Elle figure également (liste non exhaustive) au générique du sympathique opus de Banderas, La Tête dans le carton à chapeaux, développement vintage (et involontaire) de la dernière scène de Seven, à celui du passable The Fisher King : Le Roi Pêcheur du surfait Gilliam, produit par sa société indépendante fondée avec son amie Lynda Obst, du remake amorphe et brumeux commis par Rupert Wainwright (on lui pardonne) et du lacrymal (quelques minutes, notre patience s’amenuise) World Trade Center soufflé par Stone. Chris Colombus, Uli Edel, Robert Rodriguez (redoutable trio, en vérité), Disney (métrages à destination de parc) croisèrent son grand (et trop court) chemin, débuté par des postes d’assistante de production, de script supervisor sur Les Rues de San Francisco et des documentaires, puis ce dernier titre, assorti du valorisant assistant editor, pour Assaut (elle réalisa aussi des épisodes de séries à la TV).

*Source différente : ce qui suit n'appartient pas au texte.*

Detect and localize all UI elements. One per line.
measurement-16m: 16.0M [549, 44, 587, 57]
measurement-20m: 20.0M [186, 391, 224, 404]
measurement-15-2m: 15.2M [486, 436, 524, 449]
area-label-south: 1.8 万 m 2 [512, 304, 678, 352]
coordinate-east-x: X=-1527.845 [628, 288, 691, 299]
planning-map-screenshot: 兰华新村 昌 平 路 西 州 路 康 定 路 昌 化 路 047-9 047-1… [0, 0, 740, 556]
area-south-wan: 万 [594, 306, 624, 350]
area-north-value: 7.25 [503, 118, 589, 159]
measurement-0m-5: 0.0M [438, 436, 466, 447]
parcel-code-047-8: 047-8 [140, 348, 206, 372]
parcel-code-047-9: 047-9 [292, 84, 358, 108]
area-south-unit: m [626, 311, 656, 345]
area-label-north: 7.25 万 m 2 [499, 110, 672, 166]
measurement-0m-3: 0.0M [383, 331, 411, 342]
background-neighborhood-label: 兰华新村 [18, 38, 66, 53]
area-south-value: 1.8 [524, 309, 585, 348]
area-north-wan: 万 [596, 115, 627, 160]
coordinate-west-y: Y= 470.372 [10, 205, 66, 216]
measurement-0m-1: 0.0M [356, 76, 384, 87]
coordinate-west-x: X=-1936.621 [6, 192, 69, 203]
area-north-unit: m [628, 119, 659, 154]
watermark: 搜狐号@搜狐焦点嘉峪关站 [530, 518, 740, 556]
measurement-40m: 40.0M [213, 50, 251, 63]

Puissante à Hollywood (et Sundance), féminine davantage que féministe (mais bel exemple de ce que peut accomplir une femme dans un milieu essentiellement masculin), « actrice » à l’occasion (une voix d’ordinateur dans New York 1997, une mimine enfantine tenant un couteau de giallo sous le masque du gamin Michael Myers), Debra succomba en 2005 à un cancer, au milieu de sa cinquantaine, après trente ans passés dans l’industrie du divertissement étasunienne, qu’elle connaissait, pratiquait, avec une habileté, une présence et un engagement singuliers (guère enrichie par le succès commercial du premier Halloween, elle suivait de près ses productions, sur le plateau et en dehors). Aucun parent ne devrait avoir à enterrer son enfant (relisez Simetierre), ce que firent pourtant les siens, car il existe en réalité des terreurs bien plus impitoyables, bien moins abstraites, que The Shape, évadé de son asile et poursuivi par le bon docteur Loomis/Donald Pleasence. Un projet de documentaire « orienté » (tendance girl power, on en frémit d’avance) et ce texte parmi d’autres : moyens modestes, mais sincères, de saluer une vraie personnalité, de la mettre en lumière, reine de la nuit (des salles, des demeures obscures) et des journées (de travail), diverse et passionnée.

Peu importe une décennie : nous n’oublions pas et nous continuons d’aimer Debra Hill.